Saturday, 10 August 2019

Filosofi Songkok Hitam Di Indonesia

Songkok Hitam. Indonesia memiliki beberapa ciri khas dalam berbagai fariasi, seperti tarian, seni atau pakaian,  Indonesia memiliki beberapa aksesoris penutup kepala yang sangat khas. 

Songkok hitam, memiliki sebutan yang sangat berfariasi seperti songkok, peci atau kopyah, kita sebut saja songkok, songkok termasuk salah satu penutup kepala tradisional bagi orang Indonesia, khususnya suku melayu.

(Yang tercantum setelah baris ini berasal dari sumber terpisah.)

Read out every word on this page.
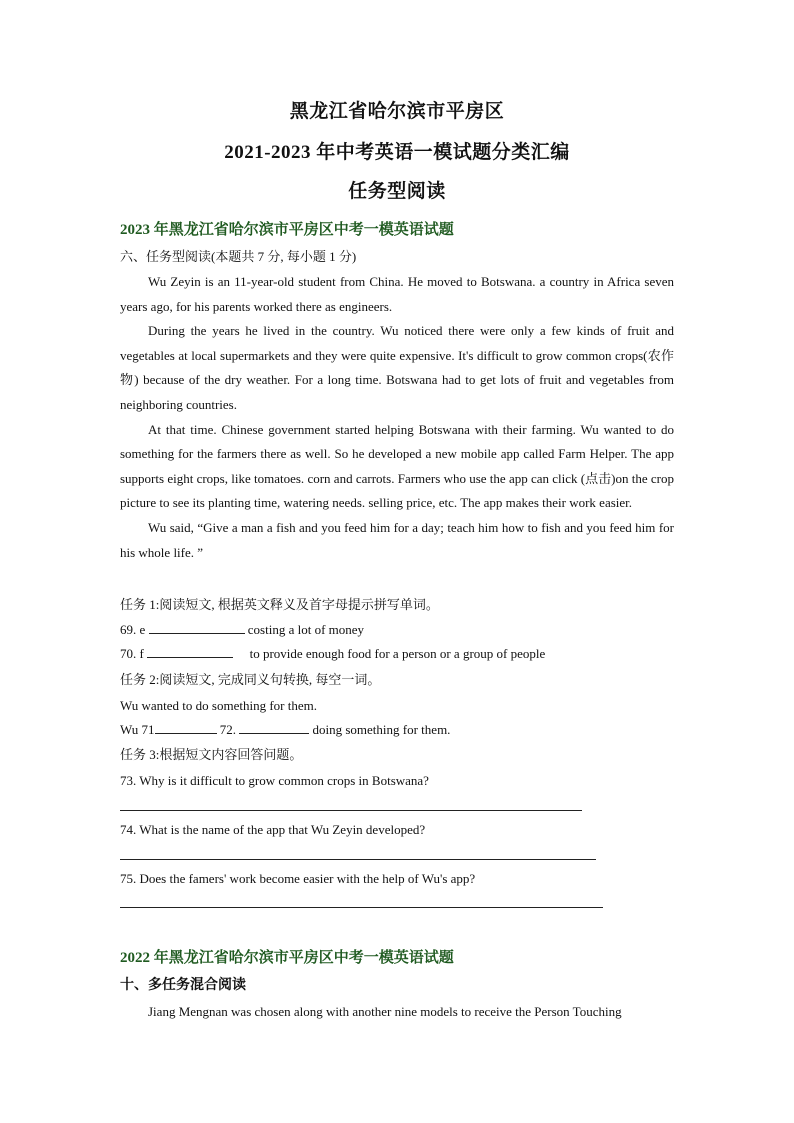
黑龙江省哈尔滨市平房区
2021-2023 年中考英语一模试题分类汇编
任务型阅读
2023 年黑龙江省哈尔滨市平房区中考一模英语试题
六、任务型阅读(本题共 7 分, 每小题 1 分)
Wu Zeyin is an 11-year-old student from China. He moved to Botswana. a country in Africa seven years ago, for his parents worked there as engineers.
During the years he lived in the country. Wu noticed there were only a few kinds of fruit and vegetables at local supermarkets and they were quite expensive. It's difficult to grow common crops(农作物) because of the dry weather. For a long time. Botswana had to get lots of fruit and vegetables from neighboring countries.
At that time. Chinese government started helping Botswana with their farming. Wu wanted to do something for the farmers there as well. So he developed a new mobile app called Farm Helper. The app supports eight crops, like tomatoes. corn and carrots. Farmers who use the app can click (点击)on the crop picture to see its planting time, watering needs. selling price, etc. The app makes their work easier.
Wu said, “Give a man a fish and you feed him for a day; teach him how to fish and you feed him for his whole life. ”
任务 1:阅读短文, 根据英文释义及首字母提示拼写单词。
69. e	costing a lot of money
70. f	to provide enough food for a person or a group of people
任务 2:阅读短文, 完成同义句转换, 每空一词。
Wu wanted to do something for them.
Wu 71	72.	doing something for them.
任务 3:根据短文内容回答问题。
73. Why is it difficult to grow common crops in Botswana?
74. What is the name of the app that Wu Zeyin developed?
75. Does the famers' work become easier with the help of Wu's app?
2022 年黑龙江省哈尔滨市平房区中考一模英语试题
十、多任务混合阅读
Jiang Mengnan was chosen along with another nine models to receive the Person Touching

Filosofi Songkok Hitam Di Indonesia


Indonesia memiliki peci, songkok atau kopyah tradisional dengan warna hitam, ini memang warna ciri khas songkok nasional, songkok ini di gunakan oleh tentara, polisi paskibra saat acara-acara tententu dan juga di gunakan oleh orang islam

Negara Indonesia menjadikan songkok hitam sebagai songkok nasionalis, songkok juga di gunakan saat acara-acara resmi, seperti acara kepresidenan atau keagamaan, baik di gunakan oleh presiden atau mentri-mentrinya.

Filosofi Songkok Hitam di Indonesia


Banyak sumber asal mula songkok atau peci masuk ke Negera Indonesia, ada yang mengatakan yang bawa pertama kali songkok masuk  ke Indonesia adalah Laksamana Ceng Ho


Ada pula yang mengatakan, bahwa songkok pertama kali di perkanalkan ke masyarakat Indonesia yakni oleh Sunan Kalijaga, beliau termasuk salah satu wali songo.

Singkat ceritanya Sunan Kalijaga membuat dan memberikan mahkota berupa kopyah hitam kepada Sultan Fattahillah, sampai saat ini songkok sudah di kenal oleh masyarakat umum.
.
Sampai saat ini songkok sudah mulai berkembang pesat, mulai model dan pembuatannya, seperti Songkok Hitam Tinggi dan Peci Songkok Hitam Polos.

Demikianlah sekilas tentang artikel  Filosofi Songkok Hitam Di Indonesia semoga bisa menginspirasi.